JA: Every day is an attempt to find something missing in my life. I just don’t know what that thing is. I try to find it by making art, by doing physical activity (mostly surfing) or consuming food or media.
LL: Have they ever approached you with special requests? If so, could you tell me a story?
JA: I get many special requests but I usually say no to them. I have been approached by people who want me to paint their pets or houses. Sometimes they want to see themselves placed in one of my paintings.
LL: Do you like giving interviews?
JA: Yes, it’s a legitimate way to talk about oneself!
LL: To what extent do your children carry on your spirituality? How do you see, in general, the receptivity of a child is to the world around him depends on what?
JA: I don’t know if spirituality is the right word for my world view, but I have tried to instill empathy and a desire to be good citizens of the world in my children. I also told them to follow their hearts when it came to picking a career - if they wanted to be artists or singers or auto mechanics because that’s what they loved, then they should pursue it and they would be happy in life.
I can’t speak for all children, but the receptivity to the world in my children was influenced by my excitement and joy in experiencing new things and exploring new places.
High Roller Suite (Josh Agle)
LL: How can young people be motivated to respect and preserve works of art?
JA: It’s a cliché, but education is a big factor in appreciating art, and if it is appreciated it will be preserved. There was a movement in the USA 20 years ago to cut school funding for arts programs, so that science, math, reading and writing would take precedence, but fortunately that trend has reversed.
LL: What message do you have for young people?
JA: I would give the same message that I gave to my own children: if you are passionate about something, really in love with it, pursue it and make it your career.
LL: Painting is suitable for expressing many feelings and thoughts, but even so, there are definitely things that cannot be expressed through them. What is your opinion, what difficulties can arise in conveying the world of feelings?
JA: Paintings can convey feelings and thoughts, but they are less emotional than music or movies because paintings are static.
The difficulties in conveying feelings arise because there is generally no one standing next to a painting to explain its meaning or how the artist hoped the viewer would feel or react.

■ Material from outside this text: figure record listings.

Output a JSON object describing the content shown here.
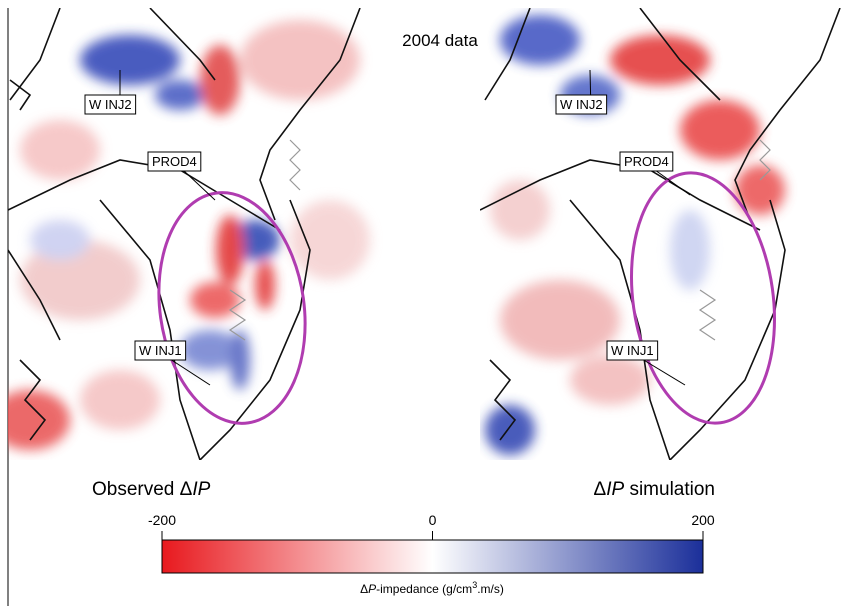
{
  "title": "2004 data",
  "panels": [
    {
      "caption": [
        "Observed Δ",
        "IP"
      ],
      "labels": [
        "W INJ2",
        "PROD4",
        "W INJ1"
      ]
    },
    {
      "caption": [
        "Δ",
        "IP",
        " simulation"
      ],
      "labels": [
        "W INJ2",
        "PROD4",
        "W INJ1"
      ]
    }
  ],
  "colorbar": {
    "label": [
      "Δ",
      "P",
      "-impedance (g/cm",
      "3",
      ".m/s)"
    ],
    "lim": [
      -200,
      200
    ],
    "ticks": [
      -200,
      0,
      200
    ],
    "colors": [
      "#e8191e",
      "#ffffff",
      "#1b2f9a"
    ]
  }
}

LL: Is there anything that you would like to share in addition to the above questions?
JA: People ask me how to become a successful artist. I can offer three pieces of advice:
- Never say no to any opportunity when you are starting out, even if the pay isn’t what you hoped for
- Always meet your deadlines. If a gallery has to choose between two artists they like equally, but one meets their deadlines, they will choose that artist.
- Make art that you love yourself, and would love to own. My career didn’t take off until I painted what I wanted, not what I thought buyers wanted.
His work is available in Budapest at Kolibri Art Gallery.
Thank you Josh Agle for the interview, further success in your work and always have a good time surfing.